Following the verdict given by a rare impeachment court on Monday, parliamentary parties met to clarify their positions on whether they think Støjberg is “worthy” (værdig in Danish) of continuing as a lawmaker, effectively deciding whether to eject her from parliament.
The impeachment court found that Støjberg intentionally acted against the law in 2016 when she ordered that refugee couples be separated without individual case assessment if one of the partners is under the age of 18.
By convention, politicians with criminal convictions are excluded from being members of parliament but there is no exact precedence in Støjberg’s case because she was found guilty by a special impeachment court, rather than in a regular criminal trial.
If the parliament decides to remove her from her seat, she is free to run and be re-elected at the next election.
Støjberg’s former party the Liberals (Venstre) announced on Wednesday it had decided to declare her no longer worthy to be a parliamentary representative.
Two left wing parties, the Socialist People’s Party and the Red Green Alliance, made similar announcements soon after.
“It is a unanimous (Liberal) parliamentary group that believes it is incompatible with the position of member of parliament to have received an unconditional prison sentence,” Liberal group chairperson Karsten Lauritzen said on Wednesday.
“You cannot imagine that you can sit in prison and serve that sentence while (also) sitting in parliament,” Lauritzen said.

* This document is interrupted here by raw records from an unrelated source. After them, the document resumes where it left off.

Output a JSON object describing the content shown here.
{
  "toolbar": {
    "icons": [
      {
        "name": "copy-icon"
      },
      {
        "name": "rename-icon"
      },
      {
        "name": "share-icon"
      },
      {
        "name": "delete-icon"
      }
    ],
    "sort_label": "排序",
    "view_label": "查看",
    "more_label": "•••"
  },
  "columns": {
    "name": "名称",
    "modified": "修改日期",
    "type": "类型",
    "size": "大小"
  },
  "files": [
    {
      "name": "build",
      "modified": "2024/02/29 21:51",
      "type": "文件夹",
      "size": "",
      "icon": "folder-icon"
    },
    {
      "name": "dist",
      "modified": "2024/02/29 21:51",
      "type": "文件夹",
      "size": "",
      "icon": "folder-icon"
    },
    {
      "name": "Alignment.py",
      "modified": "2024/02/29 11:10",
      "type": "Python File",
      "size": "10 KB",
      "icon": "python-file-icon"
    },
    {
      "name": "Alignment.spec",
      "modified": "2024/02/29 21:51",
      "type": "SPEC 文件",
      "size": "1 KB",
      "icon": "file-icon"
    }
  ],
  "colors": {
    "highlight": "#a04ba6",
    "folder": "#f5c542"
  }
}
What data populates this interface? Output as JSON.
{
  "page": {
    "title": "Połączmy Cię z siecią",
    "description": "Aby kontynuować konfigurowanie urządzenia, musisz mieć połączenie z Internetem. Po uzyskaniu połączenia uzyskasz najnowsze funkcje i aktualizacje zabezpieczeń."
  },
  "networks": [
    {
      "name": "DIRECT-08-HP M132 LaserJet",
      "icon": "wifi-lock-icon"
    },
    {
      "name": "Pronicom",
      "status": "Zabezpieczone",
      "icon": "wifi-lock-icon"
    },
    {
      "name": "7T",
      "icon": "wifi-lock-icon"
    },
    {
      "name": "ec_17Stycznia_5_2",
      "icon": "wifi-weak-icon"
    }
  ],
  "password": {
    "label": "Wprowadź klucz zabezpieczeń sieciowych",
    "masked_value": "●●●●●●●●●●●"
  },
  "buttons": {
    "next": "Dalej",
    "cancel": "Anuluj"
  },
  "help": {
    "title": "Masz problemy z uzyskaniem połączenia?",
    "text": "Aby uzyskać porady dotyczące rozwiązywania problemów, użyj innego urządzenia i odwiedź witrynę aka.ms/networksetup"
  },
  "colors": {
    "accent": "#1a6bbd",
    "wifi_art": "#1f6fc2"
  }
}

The centre-left Social Liberal (Radikale Venstre) party said on Tuesday it supports firing Støjberg as a lawmaker, as did a party on the right in the form of the libertarian Liberal Alliance.
The governing Social Democrats and the Conservative party are yet to confirm their positions. The Danish People’s Party and Nye Borgerlige (New Right) want to allow Støjberg to continue.
Wednesday’s announcements mean a majority is now in favour of firing the former minister.
Støjberg maintains she does not regret issuing the illegal directive despite her eventual conviction for it.
“I hope everyone would have done as I did and I will take my sentence without bowing my head,” she said.
A vote on her suitability for parliament is expected to take place on December 21st.